Over the weekend, Victoria police helped dig out a man in his 80s who was living in a tent in someone’s yard, after heavy snowfall collapsed the tent, trapping the man inside. He was unharmed, and told police he was happy with his living arrangement and had an agreement with the homeowner to live there for the past year.

While some people want to live outside, Rev. Al Tysick, who works closely with the street community as the executive director of the Dandelion Society, said the vast majority of those he encounters want to have a roof over their heads.

People ages 55 and up made up 19 per cent of the region’s homeless population last year, according to a count by the Greater Victoria Coalition to End Homelessness, which provides a snapshot of homelessness in the community each year. That’s a seven per cent jump from 2011-2012, when seniors made up 12 per cent of the street population, and substantially up from eight per cent in 2008-2009.

The 2020 point-in-time count also showed 38 per cent of homeless seniors had their first experience with homelessness after age 55.
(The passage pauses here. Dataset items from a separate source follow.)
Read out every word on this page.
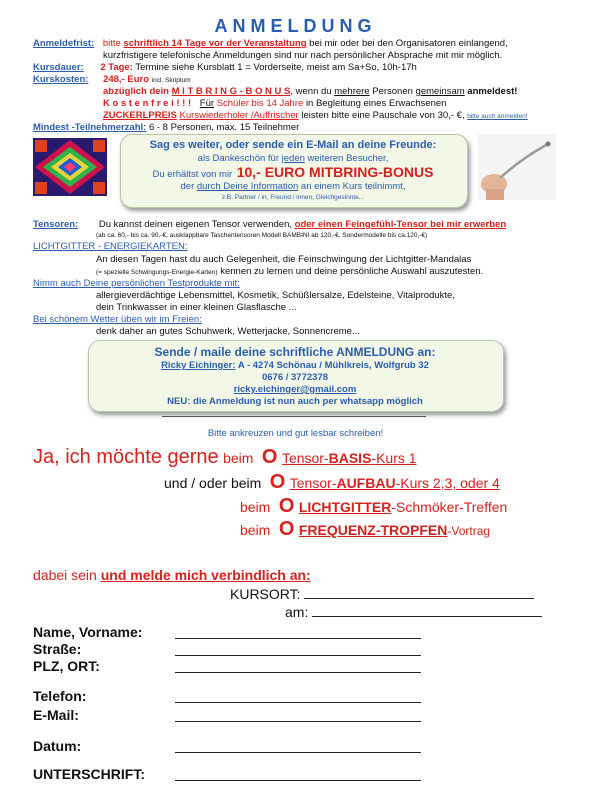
ANMELDUNG
Anmeldefrist: bitte schriftlich 14 Tage vor der Veranstaltung bei mir oder bei den Organisatoren einlangend,
kurzfristigere telefonische Anmeldungen sind nur nach persönlicher Absprache mit mir möglich.
Kursdauer: 2 Tage: Termine siehe Kursblatt 1 = Vorderseite, meist am Sa+So, 10h-17h
Kurskosten: 248,- Euro incl. Skriptum
abzüglich dein M I T B R I N G - B O N U S, wenn du mehrere Personen gemeinsam anmeldest!
K o s t e n f r e i ! ! ! Für Schüler bis 14 Jahre in Begleitung eines Erwachsenen
ZUCKERLPREIS Kurswiederholer /Auffrischer leisten bitte eine Pauschale von 30,- €, bitte auch anmelden!
Mindest -Teilnehmerzahl: 6 - 8 Personen, max. 15 Teilnehmer
Sag es weiter, oder sende ein E-Mail an deine Freunde:
als Dankeschön für jeden weiteren Besucher,
Du erhältst von mir 10,- EURO MITBRING-BONUS
der durch Deine Information an einem Kurs teilnimmt,
z.B. Partner / in, Freund / innen, Gleichgesinnte...
Tensoren: Du kannst deinen eigenen Tensor verwenden, oder einen Feingefühl-Tensor bei mir erwerben
(ab ca. 60,- bis ca. 90,-€, ausklappbare Taschentensoren Modell BAMBINI ab 120,-€, Sondermodelle bis ca.120,-€)
LICHTGITTER - ENERGIEKARTEN:
An diesen Tagen hast du auch Gelegenheit, die Feinschwingung der Lichtgitter-Mandalas
(= spezielle Schwingungs-Energie-Karten) kennen zu lernen und deine persönliche Auswahl auszutesten.
Nimm auch Deine persönlichen Testprodukte mit:
allergieverdächtige Lebensmittel, Kosmetik, Schüßlersalze, Edelsteine, Vitalprodukte,
dein Trinkwasser in einer kleinen Glasflasche ...
Bei schönem Wetter üben wir im Freien:
denk daher an gutes Schuhwerk, Wetterjacke, Sonnencreme...
Sende / maile deine schriftliche ANMELDUNG an:
Ricky Eichinger: A - 4274 Schönau / Mühlkreis, Wolfgrub 32
0676 / 3772378
ricky.eichinger@gmail.com
NEU: die Anmeldung ist nun auch per whatsapp möglich
Bitte ankreuzen und gut lesbar schreiben!
Ja, ich möchte gerne beim O Tensor-BASIS-Kurs 1
und / oder beim O Tensor-AUFBAU-Kurs 2,3, oder 4
beim O LICHTGITTER-Schmöker-Treffen
beim O FREQUENZ-TROPFEN-Vortrag
dabei sein und melde mich verbindlich an:
KURSORT:
am:
Name, Vorname:
Straße:
PLZ, ORT:
Telefon:
E-Mail:
Datum:
UNTERSCHRIFT:
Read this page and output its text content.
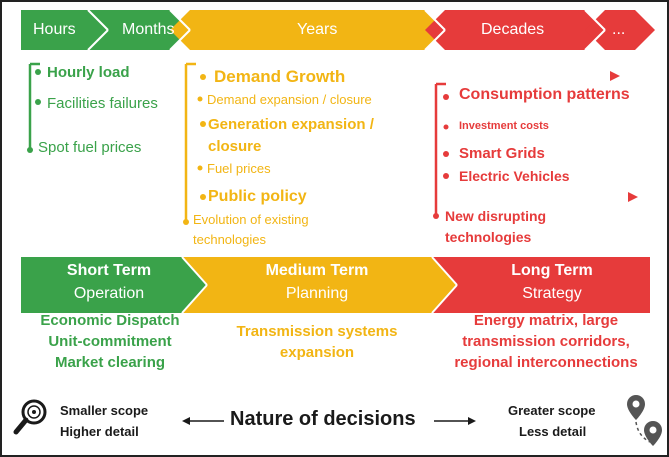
Hours	Months	Years	Decades	...
Hourly load
Facilities failures
Spot fuel prices
Demand Growth
Demand expansion / closure
Generation expansion /
closure
Fuel prices
Public policy
Evolution of existing
technologies
Consumption patterns
Investment costs
Smart Grids
Electric Vehicles
New disrupting
technologies
Short Term
Operation
Medium Term
Planning
Long Term
Strategy
Economic Dispatch
Unit-commitment
Market clearing
Transmission systems
expansion
Energy matrix, large
transmission corridors,
regional interconnections
Smaller scope
Higher detail
Nature of decisions	Greater scope
Less detail
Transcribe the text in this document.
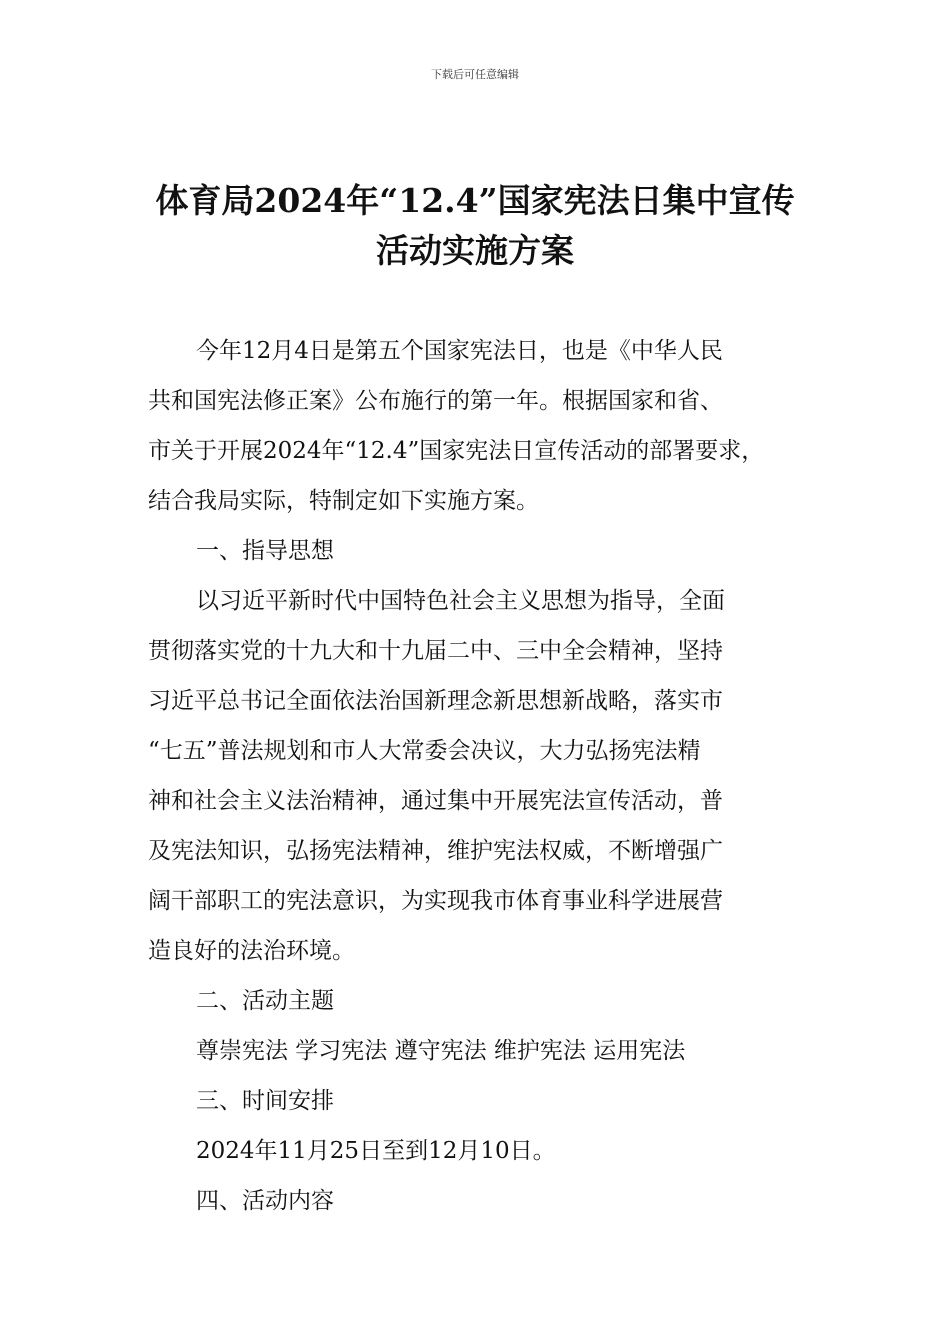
下载后可任意编辑
体育局2024年“12.4”国家宪法日集中宣传
活动实施方案
今年12月4日是第五个国家宪法日，也是《中华人民
共和国宪法修正案》公布施行的第一年。根据国家和省、
市关于开展2024年“12.4”国家宪法日宣传活动的部署要求，
结合我局实际，特制定如下实施方案。
一、指导思想
以习近平新时代中国特色社会主义思想为指导，全面
贯彻落实党的十九大和十九届二中、三中全会精神，坚持
习近平总书记全面依法治国新理念新思想新战略，落实市
“七五”普法规划和市人大常委会决议，大力弘扬宪法精
神和社会主义法治精神，通过集中开展宪法宣传活动，普
及宪法知识，弘扬宪法精神，维护宪法权威，不断增强广
阔干部职工的宪法意识，为实现我市体育事业科学进展营
造良好的法治环境。
二、活动主题
尊崇宪法 学习宪法 遵守宪法 维护宪法 运用宪法
三、时间安排
2024年11月25日至到12月10日。
四、活动内容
McKenzie said harm-reduction measures have played a role in the increasing number of seniors without housing, since people are living longer on the street.

“Up until four or five years ago, maybe an old person living on the street would be in their 40s. And usually their addiction would end their life quite early,” he said. “But now we’re starting to see a lot more people in their 60s and up.”

Harm reduction may be helping more people live longer, but there aren’t enough supports to house people as they age, McKenzie said.